His investigation into the death of Dianne Masters led to conspiracy convictions against two colleagues and inspired a book and the TV crime drama, “Deadly Matrimony,” starring Brian Dennehy.
Detective Jack Reed could solve cases that others couldn’t.
At the Cook County sheriff’s office in the 1980s, he led an investigation into the murder of Dianne Masters.
The case had been cold for four years when he began working on it in 1986. His investigation uncovered a network of corrupt fellow officers and led to conspiracy charges against Masters’ husband, Alan, and two others.
The celebrated case inspired a TV movie, “Deadly Matrimony” and a series of crime dramas, “Jack Reed,” in the 1990s that starred Brian Dennehy as Reed.
Mr. Reed also inspired the 1993 book, “Shattered Hopes: A True Crime Story of Marriage, Murder, Corruption and Cover-up in the Suburbs” by Barbara Schaaf.
For Mr. Reed’s former partner at the sheriff’s office, it was clear why he cracked the case: He made sources comfortable to speak.
“He had this ability to get people to confide and talk,” said Paul Sabin, now an attorney in the north suburbs. “He was the best partner I ever had. He just exuded so much credibility and integrity.”
Mr. Reed died July 22, surrounded by family at Northwestern Medicine Palos Hospital after a resurgence of cancer, his family said. He was 82.
In the Masters case, Mr. Reed and Sabin spent two years gathering evidence and reporting to the FBI, not the sheriff’s office, about their progress.

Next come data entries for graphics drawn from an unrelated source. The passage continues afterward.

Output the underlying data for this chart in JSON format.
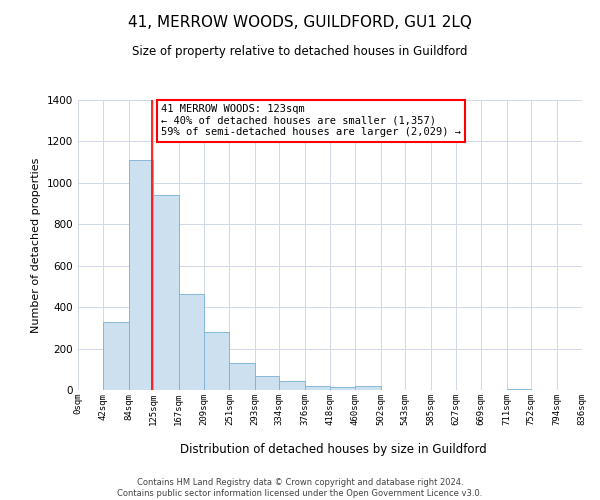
{
  "title": "41, MERROW WOODS, GUILDFORD, GU1 2LQ",
  "subtitle": "Size of property relative to detached houses in Guildford",
  "xlabel": "Distribution of detached houses by size in Guildford",
  "ylabel": "Number of detached properties",
  "bar_left_edges": [
    0,
    42,
    84,
    125,
    167,
    209,
    251,
    293,
    334,
    376,
    418,
    460,
    502,
    543,
    585,
    627,
    669,
    711,
    752,
    794
  ],
  "bar_widths": [
    42,
    42,
    41,
    42,
    42,
    42,
    42,
    41,
    42,
    42,
    42,
    42,
    41,
    42,
    42,
    42,
    42,
    41,
    42,
    42
  ],
  "bar_heights": [
    0,
    330,
    1110,
    940,
    465,
    282,
    128,
    68,
    43,
    18,
    15,
    20,
    0,
    0,
    0,
    0,
    0,
    5,
    0,
    0
  ],
  "tick_labels": [
    "0sqm",
    "42sqm",
    "84sqm",
    "125sqm",
    "167sqm",
    "209sqm",
    "251sqm",
    "293sqm",
    "334sqm",
    "376sqm",
    "418sqm",
    "460sqm",
    "502sqm",
    "543sqm",
    "585sqm",
    "627sqm",
    "669sqm",
    "711sqm",
    "752sqm",
    "794sqm",
    "836sqm"
  ],
  "tick_positions": [
    0,
    42,
    84,
    125,
    167,
    209,
    251,
    293,
    334,
    376,
    418,
    460,
    502,
    543,
    585,
    627,
    669,
    711,
    752,
    794,
    836
  ],
  "bar_color": "#cce0f0",
  "bar_edge_color": "#7ab0d4",
  "property_line_x": 123,
  "annotation_text_line1": "41 MERROW WOODS: 123sqm",
  "annotation_text_line2": "← 40% of detached houses are smaller (1,357)",
  "annotation_text_line3": "59% of semi-detached houses are larger (2,029) →",
  "annotation_box_color": "white",
  "annotation_box_edge_color": "red",
  "property_line_color": "red",
  "ylim": [
    0,
    1400
  ],
  "xlim": [
    0,
    836
  ],
  "yticks": [
    0,
    200,
    400,
    600,
    800,
    1000,
    1200,
    1400
  ],
  "footer_line1": "Contains HM Land Registry data © Crown copyright and database right 2024.",
  "footer_line2": "Contains public sector information licensed under the Open Government Licence v3.0.",
  "bg_color": "#ffffff",
  "grid_color": "#d0d8e8"
}
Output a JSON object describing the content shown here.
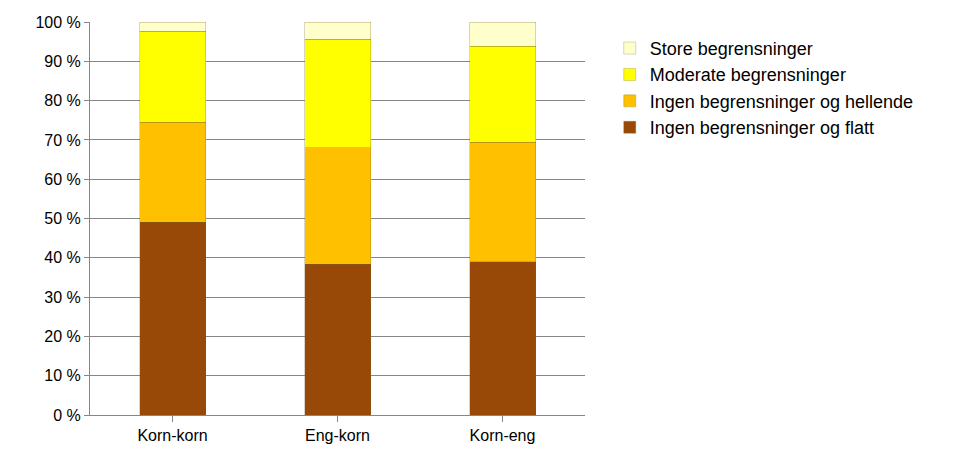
{
  "chart_data": {
    "type": "bar",
    "stacked": true,
    "categories": [
      "Korn-korn",
      "Eng-korn",
      "Korn-eng"
    ],
    "series": [
      {
        "name": "Ingen begrensninger og flatt",
        "color": "#984807",
        "values": [
          49.0,
          38.3,
          39.0
        ]
      },
      {
        "name": "Ingen begrensninger og hellende",
        "color": "#FFC000",
        "values": [
          25.5,
          29.7,
          30.4
        ]
      },
      {
        "name": "Moderate begrensninger",
        "color": "#FFFF00",
        "values": [
          23.2,
          27.6,
          24.4
        ]
      },
      {
        "name": "Store begrensninger",
        "color": "#FFFFCC",
        "values": [
          2.3,
          4.4,
          6.2
        ]
      }
    ],
    "ylim": [
      0,
      100
    ],
    "yticks": [
      {
        "value": 0,
        "label": "0 %"
      },
      {
        "value": 10,
        "label": "10 %"
      },
      {
        "value": 20,
        "label": "20 %"
      },
      {
        "value": 30,
        "label": "30 %"
      },
      {
        "value": 40,
        "label": "40 %"
      },
      {
        "value": 50,
        "label": "50 %"
      },
      {
        "value": 60,
        "label": "60 %"
      },
      {
        "value": 70,
        "label": "70 %"
      },
      {
        "value": 80,
        "label": "80 %"
      },
      {
        "value": 90,
        "label": "90 %"
      },
      {
        "value": 100,
        "label": "100 %"
      }
    ],
    "grid": true,
    "legend": "right"
  }
}
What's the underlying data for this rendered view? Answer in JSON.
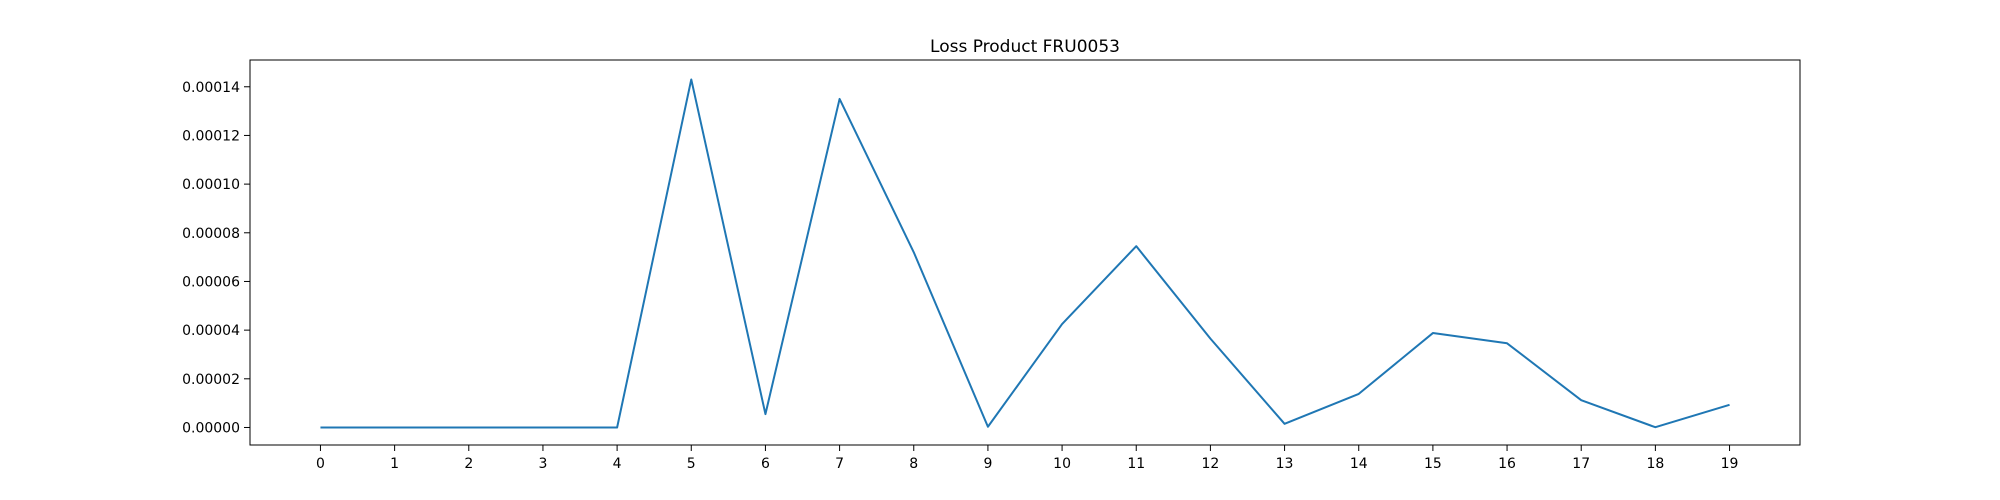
{
  "chart_data": {
    "type": "line",
    "title": "Loss Product FRU0053",
    "xlabel": "",
    "ylabel": "",
    "x": [
      0,
      1,
      2,
      3,
      4,
      5,
      6,
      7,
      8,
      9,
      10,
      11,
      12,
      13,
      14,
      15,
      16,
      17,
      18,
      19
    ],
    "series": [
      {
        "values": [
          0.0,
          0.0,
          0.0,
          0.0,
          0.0,
          0.000143,
          5.5e-06,
          0.000135,
          7.2e-05,
          3e-07,
          4.25e-05,
          7.45e-05,
          3.65e-05,
          1.5e-06,
          1.38e-05,
          3.88e-05,
          3.46e-05,
          1.12e-05,
          1e-07,
          9.3e-06
        ],
        "color": "#1f77b4"
      }
    ],
    "xticks": [
      "0",
      "1",
      "2",
      "3",
      "4",
      "5",
      "6",
      "7",
      "8",
      "9",
      "10",
      "11",
      "12",
      "13",
      "14",
      "15",
      "16",
      "17",
      "18",
      "19"
    ],
    "yticks": [
      "0.00000",
      "0.00002",
      "0.00004",
      "0.00006",
      "0.00008",
      "0.00010",
      "0.00012",
      "0.00014"
    ],
    "ytick_values": [
      0,
      2e-05,
      4e-05,
      6e-05,
      8e-05,
      0.0001,
      0.00012,
      0.00014
    ],
    "xlim": [
      -0.95,
      19.95
    ],
    "ylim": [
      -7.2e-06,
      0.000151
    ],
    "grid": false,
    "legend": "none"
  }
}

The investigation into the 1982 murder, rebooted after a separate federal investigation uncovered new evidence, found that Masters’ killing was covered up by sheriff’s Lt. James Keating, Willow Springs Police Chief Michael Corbitt and Dianne Masters’ husband, Alan.
The three were convicted in 1989 of federal conspiracy charges in Dianne Master’s death.

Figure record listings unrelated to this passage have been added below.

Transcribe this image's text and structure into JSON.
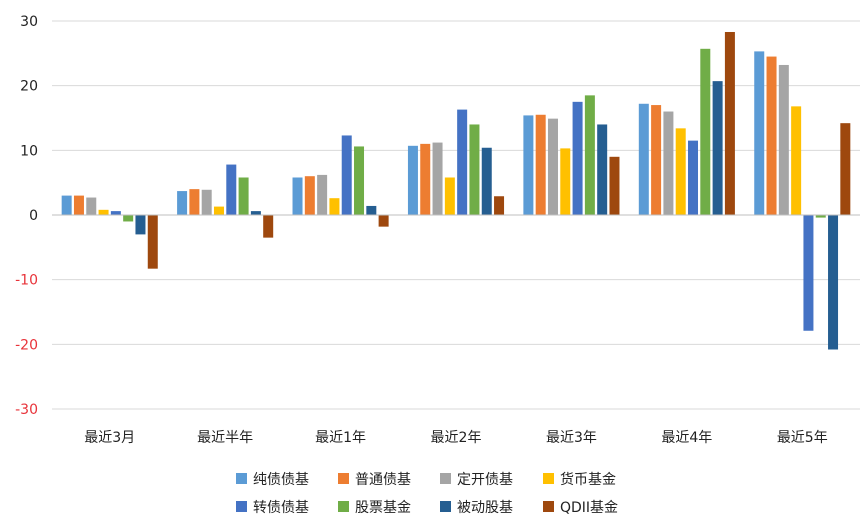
{
  "chart_data": {
    "type": "bar",
    "categories": [
      "最近3月",
      "最近半年",
      "最近1年",
      "最近2年",
      "最近3年",
      "最近4年",
      "最近5年"
    ],
    "series": [
      {
        "name": "纯债债基",
        "color": "#5B9BD5",
        "values": [
          3.0,
          3.7,
          5.8,
          10.7,
          15.4,
          17.2,
          25.3
        ]
      },
      {
        "name": "普通债基",
        "color": "#ED7D31",
        "values": [
          3.0,
          4.0,
          6.0,
          11.0,
          15.5,
          17.0,
          24.5
        ]
      },
      {
        "name": "定开债基",
        "color": "#A5A5A5",
        "values": [
          2.7,
          3.9,
          6.2,
          11.2,
          14.9,
          16.0,
          23.2
        ]
      },
      {
        "name": "货币基金",
        "color": "#FFC000",
        "values": [
          0.8,
          1.3,
          2.6,
          5.8,
          10.3,
          13.4,
          16.8
        ]
      },
      {
        "name": "转债债基",
        "color": "#4472C4",
        "values": [
          0.6,
          7.8,
          12.3,
          16.3,
          17.5,
          11.5,
          -17.9
        ]
      },
      {
        "name": "股票基金",
        "color": "#70AD47",
        "values": [
          -1.0,
          5.8,
          10.6,
          14.0,
          18.5,
          25.7,
          -0.4
        ]
      },
      {
        "name": "被动股基",
        "color": "#255E91",
        "values": [
          -3.0,
          0.6,
          1.4,
          10.4,
          14.0,
          20.7,
          -20.8
        ]
      },
      {
        "name": "QDII基金",
        "color": "#9E480E",
        "values": [
          -8.3,
          -3.5,
          -1.8,
          2.9,
          9.0,
          28.3,
          14.2
        ]
      }
    ],
    "ylim": [
      -30,
      30
    ],
    "yticks": [
      "30",
      "20",
      "10",
      "0",
      "-10",
      "-20",
      "-30"
    ],
    "ytick_values": [
      30,
      20,
      10,
      0,
      -10,
      -20,
      -30
    ],
    "positive_tick_color": "#222222",
    "negative_tick_color": "#E8333A",
    "grid": true,
    "legend_position": "bottom"
  }
}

During the investigation, co-workers criticized Mr. Reed.
His son, John Michael Reed, remembers when his father’s supervisor came to their front door to intimidate him.
Although he was a child and didn’t know the details of the encounter at the time, he remembers how it showed his father separating work from home life.
“I never knew about that — even at home. … It’s mind-boggling a supervisor would try to intimidate him off the case,” said Reed, now a sergeant at the Naperville Police Department.
Mr. Reed helped secure convictions in the Masters case by getting several women to talk who did not feel comfortable speaking in the first investigation. The women had overheard their partners talking about the murder.
“It was the men bragging about it,” he told the Chicago Tribune in 1990. “We were bumbling with no sense of direction until then. They gave us an outline of what had happened.”
That testimony helped expose a culture of silence in the sheriff’s department. Alan Masters, an attorney in the south suburbs, had deep connections within the department that helped him cover up the murder, prosecutors had said. Alan Masters had litigated 50 no-fee divorces for 50 sheriff’s officers and done work for police officers in several suburbs.
Born John Jerome Reed on July 30, 1940, at Loretto Hospital to James and Honora (O’Shea) Reed, he attended St. Jude Seminary School and later served in the Marine Corps from 1961-67, most of it in Okinawa, his son said.
Mr. Reed had studied to be a priest before dedicating himself to law enforcement, his son said.
He met the love of his life, Arlene, in 1966 when he was her driving instructor and asked her out. They married the next year.
Mr. Reed was a detective, and later a lieutenant, in the sheriff’s office from 1966 to 1998. In retirement, he sometimes consulted with detectives on their cases, his son said.
Mr. Reed was devoted to his career.
“It wasn’t work for him. It was who he was. It was his vocation,” his son said.
But he was also loyal to his family and was a leader of his son’s Boy Scout troop.
Mr. Reed is survived by his wife, son and daughter, Nicole T. Reed; grandchildren Sarah Bier, Madeline Bier, Sophia Reed, Roland Reed; and brother James “Jim” Reed.
Visitation is 3-8 p.m. Monday and 9:30-10:15 a.m. Tuesday at Robert J. Sheehy & Sons Funeral Home, 9000 W. 151st St., Orland Park.
Funeral services will be at 11 a.m. Tuesday at St. Michael Church, 14327 Highland Ave., Orland Park.